“And the wild beasts of the islands shall cry in their desolate houses, and dragons in their pleasant palaces: and her time is near to come, and her days shall not be prolonged.”
British comedian Milton Jones once claimed he had been raised in the wild by hyenas. “They were difficult times,” he claimed to remember, “but we had a lot of laughs.”
Hyenas look very like dogs and behave in similar ways. They tend to hunt in packs, though they are much more likely to scavenge food rather than kill their own. In the early days of classification, hyenas were indeed classed as members of the dog family – canidae.
However, in the last few decades, evolutionists have changed their classification. They are now classed as their own family, being one of the smallest families of mammals. Evolutionists place them in the suborder feliforma – a suborder which also includes felidae – the cat family.

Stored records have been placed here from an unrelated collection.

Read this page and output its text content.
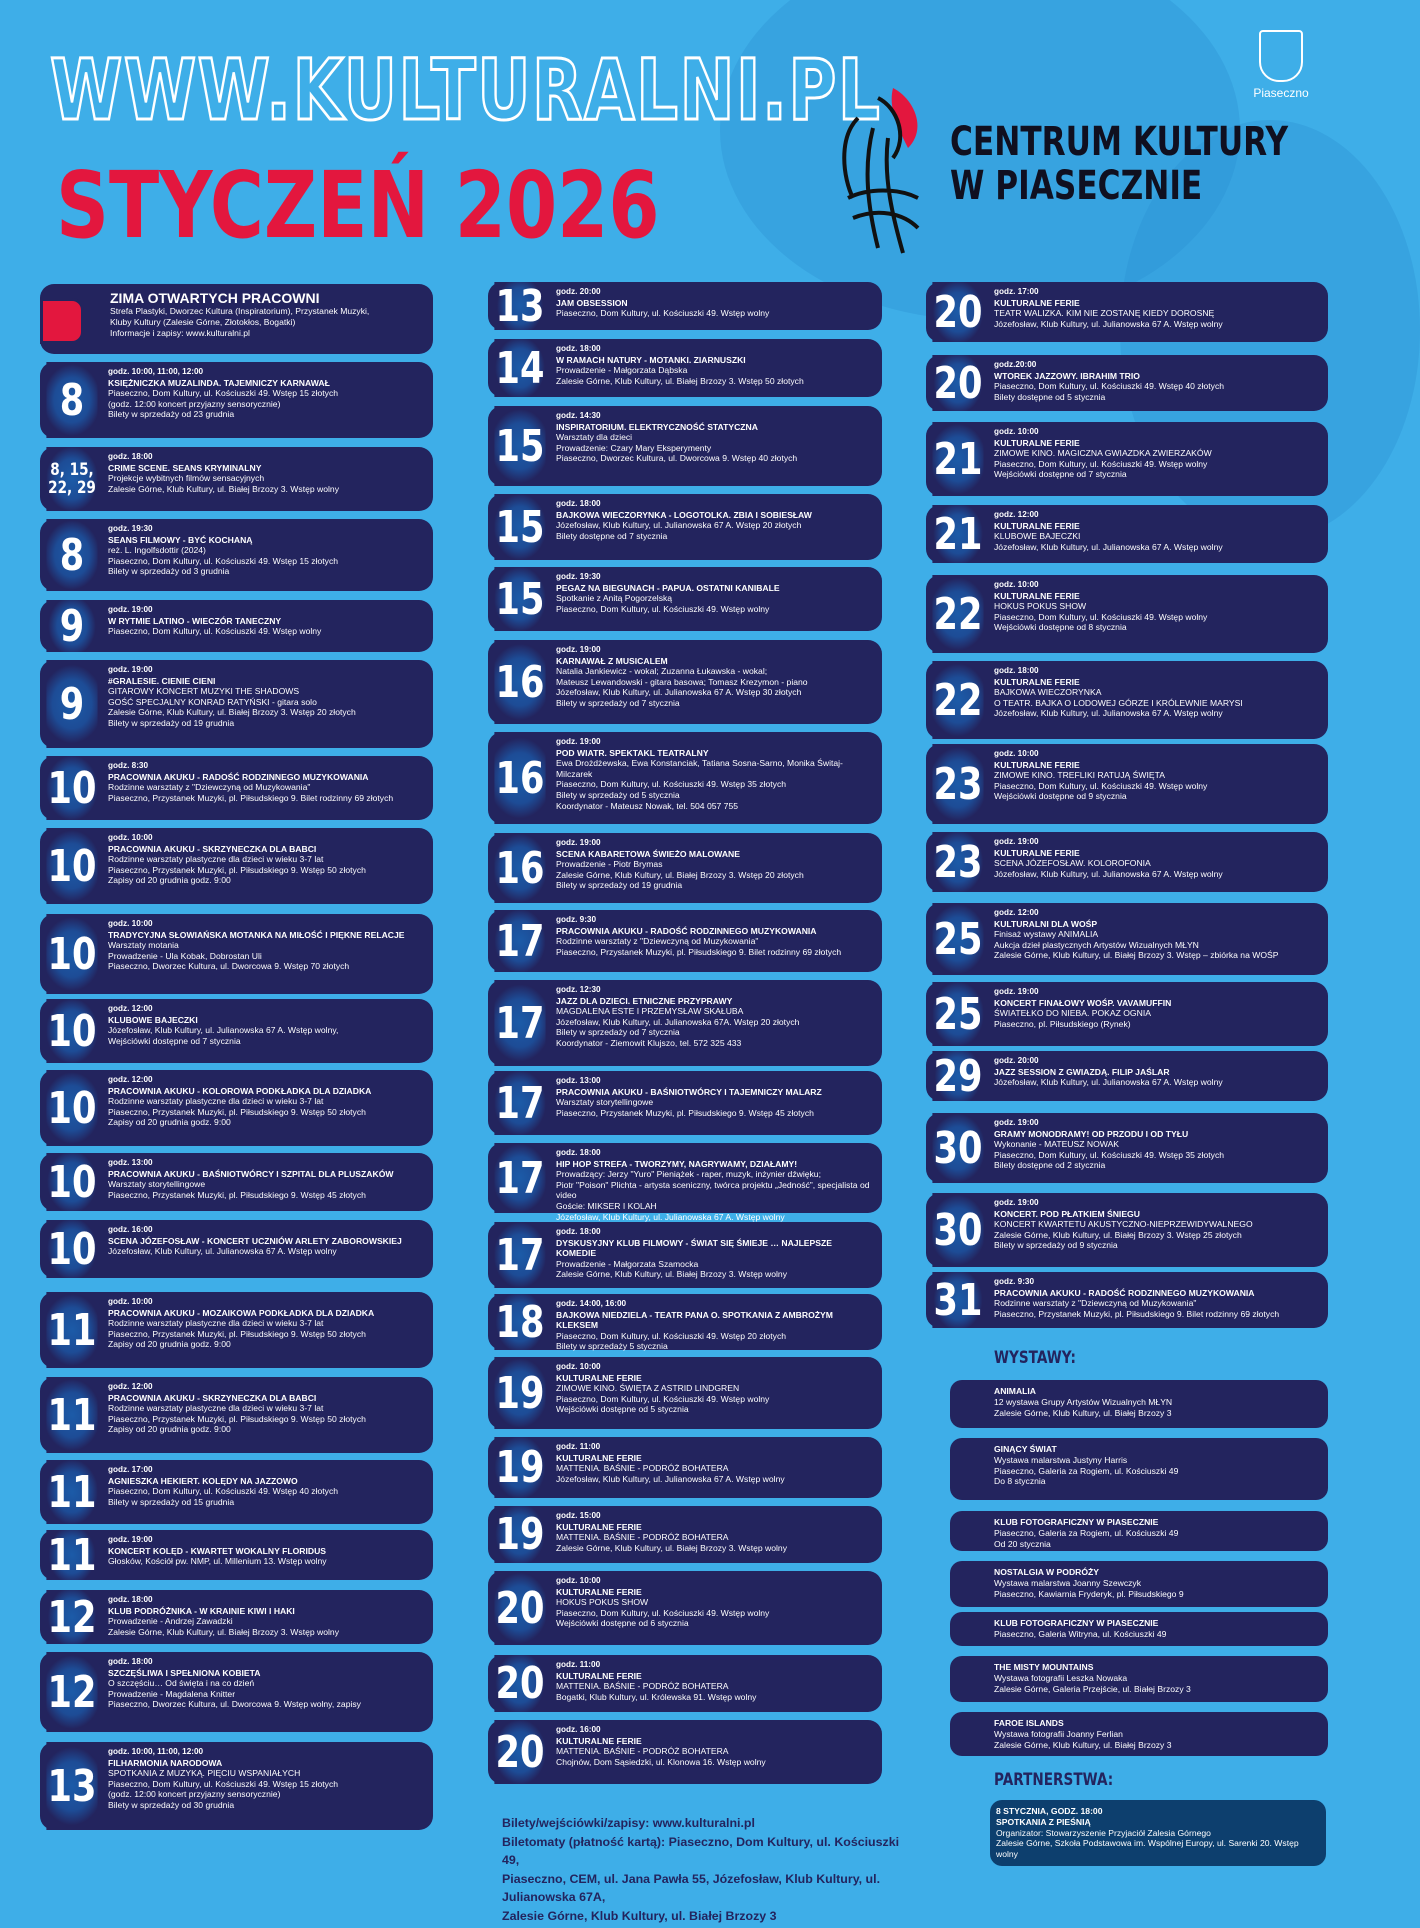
WWW.KULTURALNI.PL
STYCZEŃ 2026
CENTRUM KULTURY
W PIASECZNIE
Piaseczno
ZIMA OTWARTYCH PRACOWNI
Strefa Plastyki, Dworzec Kultura (Inspiratorium), Przystanek Muzyki,
Kluby Kultury (Zalesie Górne, Złotokłos, Bogatki)
Informacje i zapisy: www.kulturalni.pl
8
godz. 10:00, 11:00, 12:00
KSIĘŻNICZKA MUZALINDA. TAJEMNICZY KARNAWAŁ
Piaseczno, Dom Kultury, ul. Kościuszki 49. Wstęp 15 złotych
(godz. 12:00 koncert przyjazny sensorycznie)
Bilety w sprzedaży od 23 grudnia
8, 15, 22, 29
godz. 18:00
CRIME SCENE. SEANS KRYMINALNY
Projekcje wybitnych filmów sensacyjnych
Zalesie Górne, Klub Kultury, ul. Białej Brzozy 3. Wstęp wolny
8
godz. 19:30
SEANS FILMOWY - BYĆ KOCHANĄ
reż. L. Ingolfsdottir (2024)
Piaseczno, Dom Kultury, ul. Kościuszki 49. Wstęp 15 złotych
Bilety w sprzedaży od 3 grudnia
9	godz. 19:00
W RYTMIE LATINO - WIECZÓR TANECZNY
Piaseczno, Dom Kultury, ul. Kościuszki 49. Wstęp wolny
9
godz. 19:00
#GRALESIE. CIENIE CIENI
GITAROWY KONCERT MUZYKI THE SHADOWS
GOŚĆ SPECJALNY KONRAD RATYŃSKI - gitara solo
Zalesie Górne, Klub Kultury, ul. Białej Brzozy 3. Wstęp 20 złotych
Bilety w sprzedaży od 19 grudnia
10 godz. 8:30
PRACOWNIA AKUKU - RADOŚĆ RODZINNEGO MUZYKOWANIA
Rodzinne warsztaty z "Dziewczyną od Muzykowania"
Piaseczno, Przystanek Muzyki, pl. Piłsudskiego 9. Bilet rodzinny 69 złotych
10
godz. 10:00
PRACOWNIA AKUKU - SKRZYNECZKA DLA BABCI
Rodzinne warsztaty plastyczne dla dzieci w wieku 3-7 lat
Piaseczno, Przystanek Muzyki, pl. Piłsudskiego 9. Wstęp 50 złotych
Zapisy od 20 grudnia godz. 9:00
10
godz. 10:00
TRADYCYJNA SŁOWIAŃSKA MOTANKA NA MIŁOŚĆ I PIĘKNE RELACJE
Warsztaty motania
Prowadzenie - Ula Kobak, Dobrostan Uli
Piaseczno, Dworzec Kultura, ul. Dworcowa 9. Wstęp 70 złotych
10 godz. 12:00
KLUBOWE BAJECZKI
Józefosław, Klub Kultury, ul. Julianowska 67 A. Wstęp wolny,
Wejściówki dostępne od 7 stycznia
10
godz. 12:00
PRACOWNIA AKUKU - KOLOROWA PODKŁADKA DLA DZIADKA
Rodzinne warsztaty plastyczne dla dzieci w wieku 3-7 lat
Piaseczno, Przystanek Muzyki, pl. Piłsudskiego 9. Wstęp 50 złotych
Zapisy od 20 grudnia godz. 9:00
10 godz. 13:00
PRACOWNIA AKUKU - BAŚNIOTWÓRCY I SZPITAL DLA PLUSZAKÓW
Warsztaty storytellingowe
Piaseczno, Przystanek Muzyki, pl. Piłsudskiego 9. Wstęp 45 złotych
10 godz. 16:00
SCENA JÓZEFOSŁAW - KONCERT UCZNIÓW ARLETY ZABOROWSKIEJ
Józefosław, Klub Kultury, ul. Julianowska 67 A. Wstęp wolny
11
godz. 10:00
PRACOWNIA AKUKU - MOZAIKOWA PODKŁADKA DLA DZIADKA
Rodzinne warsztaty plastyczne dla dzieci w wieku 3-7 lat
Piaseczno, Przystanek Muzyki, pl. Piłsudskiego 9. Wstęp 50 złotych
Zapisy od 20 grudnia godz. 9:00
11
godz. 12:00
PRACOWNIA AKUKU - SKRZYNECZKA DLA BABCI
Rodzinne warsztaty plastyczne dla dzieci w wieku 3-7 lat
Piaseczno, Przystanek Muzyki, pl. Piłsudskiego 9. Wstęp 50 złotych
Zapisy od 20 grudnia godz. 9:00
11 godz. 17:00
AGNIESZKA HEKIERT. KOLĘDY NA JAZZOWO
Piaseczno, Dom Kultury, ul. Kościuszki 49. Wstęp 40 złotych
Bilety w sprzedaży od 15 grudnia
11 godz. 19:00
KONCERT KOLĘD - KWARTET WOKALNY FLORIDUS
Głosków, Kościół pw. NMP, ul. Millenium 13. Wstęp wolny
12 godz. 18:00
KLUB PODRÓŻNIKA - W KRAINIE KIWI I HAKI
Prowadzenie - Andrzej Zawadzki
Zalesie Górne, Klub Kultury, ul. Białej Brzozy 3. Wstęp wolny
12
godz. 18:00
SZCZĘŚLIWA I SPEŁNIONA KOBIETA
O szczęściu… Od święta i na co dzień
Prowadzenie - Magdalena Knitter
Piaseczno, Dworzec Kultura, ul. Dworcowa 9. Wstęp wolny, zapisy
13
godz. 10:00, 11:00, 12:00
FILHARMONIA NARODOWA
SPOTKANIA Z MUZYKĄ. PIĘCIU WSPANIAŁYCH
Piaseczno, Dom Kultury, ul. Kościuszki 49. Wstęp 15 złotych
(godz. 12:00 koncert przyjazny sensorycznie)
Bilety w sprzedaży od 30 grudnia
13 godz. 20:00
JAM OBSESSION
Piaseczno, Dom Kultury, ul. Kościuszki 49. Wstęp wolny
14 godz. 18:00
W RAMACH NATURY - MOTANKI. ZIARNUSZKI
Prowadzenie - Małgorzata Dąbska
Zalesie Górne, Klub Kultury, ul. Białej Brzozy 3. Wstęp 50 złotych
15
godz. 14:30
INSPIRATORIUM. ELEKTRYCZNOŚĆ STATYCZNA
Warsztaty dla dzieci
Prowadzenie: Czary Mary Eksperymenty
Piaseczno, Dworzec Kultura, ul. Dworcowa 9. Wstęp 40 złotych
15 godz. 18:00
BAJKOWA WIECZORYNKA - LOGOTOLKA. ZBIA I SOBIESŁAW
Józefosław, Klub Kultury, ul. Julianowska 67 A. Wstęp 20 złotych
Bilety dostępne od 7 stycznia
15 godz. 19:30
PEGAZ NA BIEGUNACH - PAPUA. OSTATNI KANIBALE
Spotkanie z Anitą Pogorzelską
Piaseczno, Dom Kultury, ul. Kościuszki 49. Wstęp wolny
16
godz. 19:00
KARNAWAŁ Z MUSICALEM
Natalia Jankiewicz - wokal; Zuzanna Łukawska - wokal;
Mateusz Lewandowski - gitara basowa; Tomasz Krezymon - piano
Józefosław, Klub Kultury, ul. Julianowska 67 A. Wstęp 30 złotych
Bilety w sprzedaży od 7 stycznia
16
godz. 19:00
POD WIATR. SPEKTAKL TEATRALNY
Ewa Drożdżewska, Ewa Konstanciak, Tatiana Sosna-Sarno, Monika Świtaj-Milczarek
Piaseczno, Dom Kultury, ul. Kościuszki 49. Wstęp 35 złotych
Bilety w sprzedaży od 5 stycznia
Koordynator - Mateusz Nowak, tel. 504 057 755
16 godz. 19:00
SCENA KABARETOWA ŚWIEŻO MALOWANE
Prowadzenie - Piotr Brymas
Zalesie Górne, Klub Kultury, ul. Białej Brzozy 3. Wstęp 20 złotych
Bilety w sprzedaży od 19 grudnia
17 godz. 9:30
PRACOWNIA AKUKU - RADOŚĆ RODZINNEGO MUZYKOWANIA
Rodzinne warsztaty z "Dziewczyną od Muzykowania"
Piaseczno, Przystanek Muzyki, pl. Piłsudskiego 9. Bilet rodzinny 69 złotych
17
godz. 12:30
JAZZ DLA DZIECI. ETNICZNE PRZYPRAWY
MAGDALENA ESTE I PRZEMYSŁAW SKAŁUBA
Józefosław, Klub Kultury, ul. Julianowska 67A. Wstęp 20 złotych
Bilety w sprzedaży od 7 stycznia
Koordynator - Ziemowit Klujszo, tel. 572 325 433
17 godz. 13:00
PRACOWNIA AKUKU - BAŚNIOTWÓRCY I TAJEMNICZY MALARZ
Warsztaty storytellingowe
Piaseczno, Przystanek Muzyki, pl. Piłsudskiego 9. Wstęp 45 złotych
17 godz. 18:00
HIP HOP STREFA - TWORZYMY, NAGRYWAMY, DZIAŁAMY!
Prowadzący: Jerzy "Yuro" Pieniążek - raper, muzyk, inżynier dźwięku;
Piotr "Poison" Plichta - artysta sceniczny, twórca projektu „Jedność”, specjalista od video
Goście: MIKSER I KOLAH
Józefosław, Klub Kultury, ul. Julianowska 67 A. Wstęp wolny
17 godz. 18:00
DYSKUSYJNY KLUB FILMOWY - ŚWIAT SIĘ ŚMIEJE … NAJLEPSZE KOMEDIE
Prowadzenie - Małgorzata Szamocka
Zalesie Górne, Klub Kultury, ul. Białej Brzozy 3. Wstęp wolny
18 godz. 14:00, 16:00
BAJKOWA NIEDZIELA - TEATR PANA O. SPOTKANIA Z AMBROŻYM KLEKSEM
Piaseczno, Dom Kultury, ul. Kościuszki 49. Wstęp 20 złotych
Bilety w sprzedaży 5 stycznia
19
godz. 10:00
KULTURALNE FERIE
ZIMOWE KINO. ŚWIĘTA Z ASTRID LINDGREN
Piaseczno, Dom Kultury, ul. Kościuszki 49. Wstęp wolny
Wejściówki dostępne od 5 stycznia
19 godz. 11:00
KULTURALNE FERIE
MATTENIA. BAŚNIE - PODRÓŻ BOHATERA
Józefosław, Klub Kultury, ul. Julianowska 67 A. Wstęp wolny
19 godz. 15:00
KULTURALNE FERIE
MATTENIA. BAŚNIE - PODRÓŻ BOHATERA
Zalesie Górne, Klub Kultury, ul. Białej Brzozy 3. Wstęp wolny
20
godz. 10:00
KULTURALNE FERIE
HOKUS POKUS SHOW
Piaseczno, Dom Kultury, ul. Kościuszki 49. Wstęp wolny
Wejściówki dostępne od 6 stycznia
20 godz. 11:00
KULTURALNE FERIE
MATTENIA. BAŚNIE - PODRÓŻ BOHATERA
Bogatki, Klub Kultury, ul. Królewska 91. Wstęp wolny
20 godz. 16:00
KULTURALNE FERIE
MATTENIA. BAŚNIE - PODRÓŻ BOHATERA
Chojnów, Dom Sąsiedzki, ul. Klonowa 16. Wstęp wolny
20 godz. 17:00
KULTURALNE FERIE
TEATR WALIZKA. KIM NIE ZOSTANĘ KIEDY DOROSNĘ
Józefosław, Klub Kultury, ul. Julianowska 67 A. Wstęp wolny
20 godz.20:00
WTOREK JAZZOWY. IBRAHIM TRIO
Piaseczno, Dom Kultury, ul. Kościuszki 49. Wstęp 40 złotych
Bilety dostępne od 5 stycznia
21
godz. 10:00
KULTURALNE FERIE
ZIMOWE KINO. MAGICZNA GWIAZDKA ZWIERZAKÓW
Piaseczno, Dom Kultury, ul. Kościuszki 49. Wstęp wolny
Wejściówki dostępne od 7 stycznia
21 godz. 12:00
KULTURALNE FERIE
KLUBOWE BAJECZKI
Józefosław, Klub Kultury, ul. Julianowska 67 A. Wstęp wolny
22
godz. 10:00
KULTURALNE FERIE
HOKUS POKUS SHOW
Piaseczno, Dom Kultury, ul. Kościuszki 49. Wstęp wolny
Wejściówki dostępne od 8 stycznia
22
godz. 18:00
KULTURALNE FERIE
BAJKOWA WIECZORYNKA
O TEATR. BAJKA O LODOWEJ GÓRZE I KRÓLEWNIE MARYSI
Józefosław, Klub Kultury, ul. Julianowska 67 A. Wstęp wolny
23
godz. 10:00
KULTURALNE FERIE
ZIMOWE KINO. TREFLIKI RATUJĄ ŚWIĘTA
Piaseczno, Dom Kultury, ul. Kościuszki 49. Wstęp wolny
Wejściówki dostępne od 9 stycznia
23 godz. 19:00
KULTURALNE FERIE
SCENA JÓZEFOSŁAW. KOLOROFONIA
Józefosław, Klub Kultury, ul. Julianowska 67 A. Wstęp wolny
25
godz. 12:00
KULTURALNI DLA WOŚP
Finisaż wystawy ANIMALIA
Aukcja dzieł plastycznych Artystów Wizualnych MŁYN
Zalesie Górne, Klub Kultury, ul. Białej Brzozy 3. Wstęp – zbiórka na WOŚP
25 godz. 19:00
KONCERT FINAŁOWY WOŚP. VAVAMUFFIN
ŚWIATEŁKO DO NIEBA. POKAZ OGNIA
Piaseczno, pl. Piłsudskiego (Rynek)
29 godz. 20:00
JAZZ SESSION Z GWIAZDĄ. FILIP JAŚLAR
Józefosław, Klub Kultury, ul. Julianowska 67 A. Wstęp wolny
30 godz. 19:00
GRAMY MONODRAMY! OD PRZODU I OD TYŁU
Wykonanie - MATEUSZ NOWAK
Piaseczno, Dom Kultury, ul. Kościuszki 49. Wstęp 35 złotych
Bilety dostępne od 2 stycznia
30
godz. 19:00
KONCERT. POD PŁATKIEM ŚNIEGU
KONCERT KWARTETU AKUSTYCZNO-NIEPRZEWIDYWALNEGO
Zalesie Górne, Klub Kultury, ul. Białej Brzozy 3. Wstęp 25 złotych
Bilety w sprzedaży od 9 stycznia
31 godz. 9:30
PRACOWNIA AKUKU - RADOŚĆ RODZINNEGO MUZYKOWANIA
Rodzinne warsztaty z "Dziewczyną od Muzykowania"
Piaseczno, Przystanek Muzyki, pl. Piłsudskiego 9. Bilet rodzinny 69 złotych
WYSTAWY:
ANIMALIA
12 wystawa Grupy Artystów Wizualnych MŁYN
Zalesie Górne, Klub Kultury, ul. Białej Brzozy 3
GINĄCY ŚWIAT
Wystawa malarstwa Justyny Harris
Piaseczno, Galeria za Rogiem, ul. Kościuszki 49
Do 8 stycznia
KLUB FOTOGRAFICZNY W PIASECZNIE
Piaseczno, Galeria za Rogiem, ul. Kościuszki 49
Od 20 stycznia
NOSTALGIA W PODRÓŻY
Wystawa malarstwa Joanny Szewczyk
Piaseczno, Kawiarnia Fryderyk, pl. Piłsudskiego 9
KLUB FOTOGRAFICZNY W PIASECZNIE
Piaseczno, Galeria Witryna, ul. Kościuszki 49
THE MISTY MOUNTAINS
Wystawa fotografii Leszka Nowaka
Zalesie Górne, Galeria Przejście, ul. Białej Brzozy 3
FAROE ISLANDS
Wystawa fotografii Joanny Ferlian
Zalesie Górne, Klub Kultury, ul. Białej Brzozy 3
PARTNERSTWA:
8 STYCZNIA, GODZ. 18:00
SPOTKANIA Z PIEŚNIĄ
Organizator: Stowarzyszenie Przyjaciół Zalesia Górnego
Zalesie Górne, Szkoła Podstawowa im. Wspólnej Europy, ul. Sarenki 20. Wstęp wolny
Bilety/wejściówki/zapisy: www.kulturalni.pl
Biletomaty (płatność kartą): Piaseczno, Dom Kultury, ul. Kościuszki 49,
Piaseczno, CEM, ul. Jana Pawła 55, Józefosław, Klub Kultury, ul. Julianowska 67A,
Zalesie Górne, Klub Kultury, ul. Białej Brzozy 3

Hyenas, therefore, give us a good lesson in the placing of the term baramin in the accepted classification system. A baramin, or created kind, will generally be equivalent to the family, but in some cases, it might be equivalent to the subfamily, and in others the suborder. For example, the pig and peccary families are both part of the suine suborder, and the suine suborder is considered to be the baramin. In the case of hyenas and cats, however, evolutionists see relational links between them, whereas creationists do not – other than coincidental. Sometimes they seem like half dog and half cat, but they are neither – they are their own created kind, created separately by God, and a pair of hyenas must have been on the Ark.